A escasos días de la elección algunas luces de orientación que, bien haría el colectivo compartir con sus contactos: No hay que dejarse intimidar por campañas de miedo o desánimo. Las maquinarias que se activan en la campaña electoral, el miedo, la desmotivación y el desencanto buscan que la afluencia de votantes sea reducida. Sembrar desconfianza en el votante para inmovilizarlo. Para que la gente reniegue: ¿para qué molestarse con ir a votar?, “no vale la pena”. La endemoniada estrategia solo funciona si usted se queda en casa. El ruido que atonta, tupido de acrimonia y odiosidad, –incluso de algunas bocinas que quisieran que al país le vaya mal– desatado en la campaña proselitista, los augurios de supuesta manipulación, no son razones para ausentarse. Todo lo contrario, es incentivo para ir a derrotar la maleficencia agorera con mayor fuerza. Cuando el ambiente luce anubarrado, la respuesta no es detenerse o paralizarse –menos esconderse– sino iluminar el camino con la luz de cientos de miles de votos.
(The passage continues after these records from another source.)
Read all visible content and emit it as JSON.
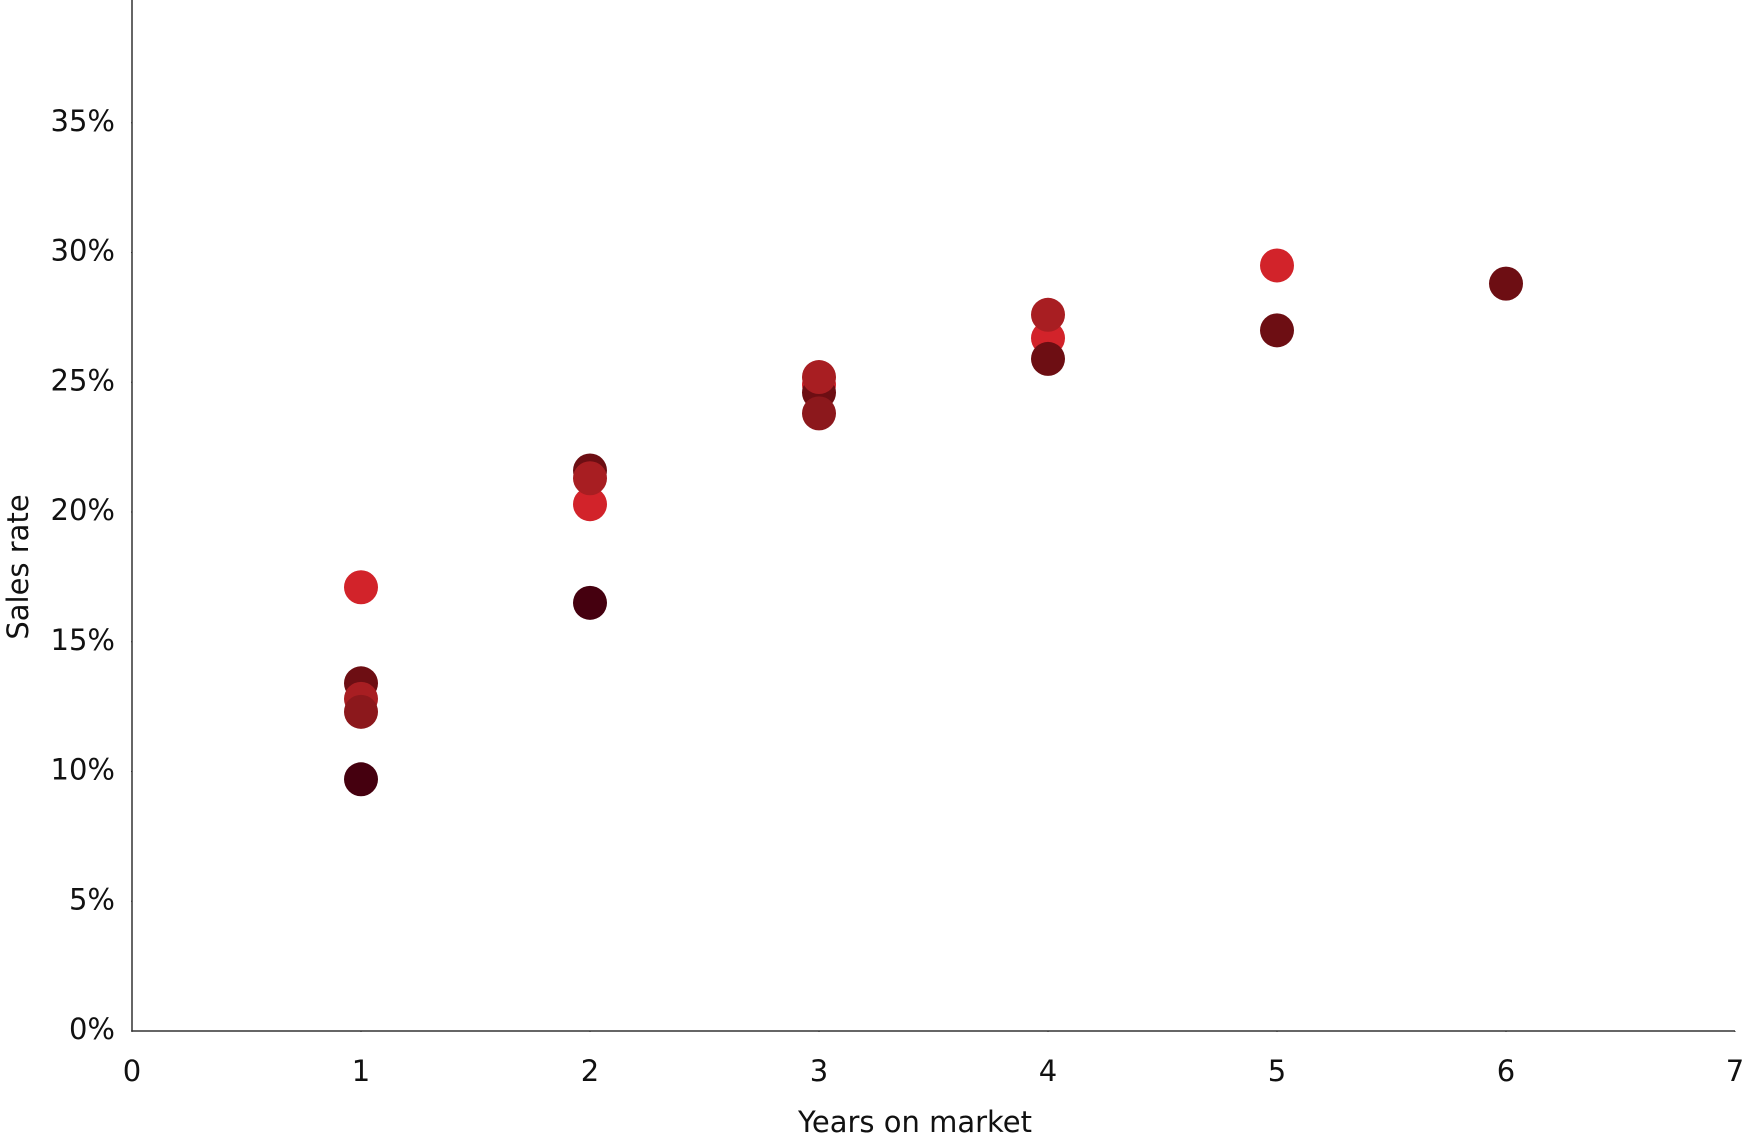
{
  "chart_data": {
    "type": "scatter",
    "x_label": "Years on market",
    "y_label": "Sales rate",
    "xlim": [
      0,
      7
    ],
    "xticks": [
      0,
      1,
      2,
      3,
      4,
      5,
      6,
      7
    ],
    "ylim": [
      0,
      40
    ],
    "yticks": [
      {
        "value": 0,
        "label": "0%"
      },
      {
        "value": 5,
        "label": "5%"
      },
      {
        "value": 10,
        "label": "10%"
      },
      {
        "value": 15,
        "label": "15%"
      },
      {
        "value": 20,
        "label": "20%"
      },
      {
        "value": 25,
        "label": "25%"
      },
      {
        "value": 30,
        "label": "30%"
      },
      {
        "value": 35,
        "label": "35%"
      }
    ],
    "grid": false,
    "series": [
      {
        "color": "#d2232a",
        "x": [
          1,
          2,
          3,
          4,
          5
        ],
        "values": [
          17.1,
          20.3,
          24.9,
          26.7,
          29.5
        ]
      },
      {
        "color": "#6d0e13",
        "x": [
          1,
          2,
          3,
          4,
          5,
          6
        ],
        "values": [
          13.4,
          21.6,
          24.6,
          25.9,
          27.0,
          28.8
        ]
      },
      {
        "color": "#a81e22",
        "x": [
          1,
          2,
          3,
          4
        ],
        "values": [
          12.8,
          21.3,
          25.2,
          27.6
        ]
      },
      {
        "color": "#8c181c",
        "x": [
          1,
          3
        ],
        "values": [
          12.3,
          23.8
        ]
      },
      {
        "color": "#45000f",
        "x": [
          1,
          2
        ],
        "values": [
          9.7,
          16.5
        ]
      }
    ]
  }
}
Muy a pesar de toda la telaraña enzarzada como trampa para capturar la idoneidad del evento comicial –con toda la parafernalia que se antojó meter a los políticos en la ley, como requisitos técnicos, hasta albarda sobre aparejo, para ahuyentar el fraude– este proceso electoral viene siendo el más tecnificado, confiable, seguro, aunque haya resultado una titánica labor de montar para el CNE. Y también, pese al intermitente parpadeo de intereses políticos o de diferencias cerriles dentro del órgano electoral, la elección contará con estándares logísticos y técnicos sin precedentes: Tecnología de identificación y verificación fortalecida, protocolos de transmisión más robustos, auditorías, controles cruzados y observación nacional e internacional, personal capacitado y procedimientos claros. El CNE –incluso en medio de desacuerdos internos, de presiones externas, de innombrables amenazas, de reticencia de algún sector de honrar su responsabilidad constitucional– ha logrado construir un proceso sólido y confiable. La presidenta del CNE –la muestra es obvia– ha puesto pie al acelerador, resolviendo atrasos que le dejaron, ha mantenido –ni asomos de una actitud de figuración ni de conflicto con “el enemigo”– una conducción sobria, inteligente, mesurada y seria, buscando acuerdos donde hay disensos, y sosteniendo la institucionalidad con temple en un momento de incertidumbre y de estentóreo ruido político. Su liderazgo sereno ha permitido que la maquinaria electoral avance, desafiando interrupciones, sacando adelante el cronograma electoral. Ahora a cada cual toca lo propio. Acudir con plena confianza de que su voto será contado y respetado. En cada elección, una parte de la ciudadanía se repliega. Algunos dicen “todos son iguales”, otros sienten que “nada cambia”, otros se desalientan por el bullicio político, las campañas insidiosas o la desconfianza sembrada desde trincheras que ganan con la apatía de los demás. Pero esta elección no es una más. Y usted –joven, indeciso, indiferente o simplemente cansado– sí tiene algo que ganar, algo que proteger y algo que construir cuando decide votar:
Votar no es un acto simbólico: es un compromiso de fe. De fe en el país y el futuro que se anhela construir. Tiene consecuencias directas en su vida diaria. Para cada sector, hay algo real en juego: Para el joven, el acceso a empleo, becas, tecnología, innovación; políticas que definan cómo será su futuro laboral; la educación que desean –con tanto letargo que existe– para ponerla en sintonía con la hora de los tiempos, de forma tal que no se enseñe para un mundo que ya no existe, ni sus títulos sean adornos en las paredes, sino tarjetas de presentación de un empleo digno. Para los indecisos: el rumbo económico inmediato; la estabilidad de sus negocios, su poder adquisitivo, la seguridad jurídica; el tipo de Estado que quieren: uno cercano o uno distante. Para los indiferentes: los servicios públicos que reciben: salud, energía, transporte, seguridad; la defensa de sus derechos ciudadanos; la calidad de vida de sus familias en los próximos años. (Recuerden – tercia el Sisimite– cada voto es una señal, un decir: “yo cuento”. Sin su voto, otros decidirán por usted. -El voto –suspira Winston– es una decisión íntima sobre su futuro y el de su familia. Cuando vote piense: en la Honduras grande que se merece para mañana; en las oportunidades que quieres ver crecer; en la toxicidad que debe limpiarse para poder respirar, en los yerros que nos hunden que quieres que se corrijan; piensa en tu país, el que tus hijos o nietos heredarán; en la obligación que la Constitución te otorga como ciudadano libre, para que tengas la solvencia moral de reclamar derechos).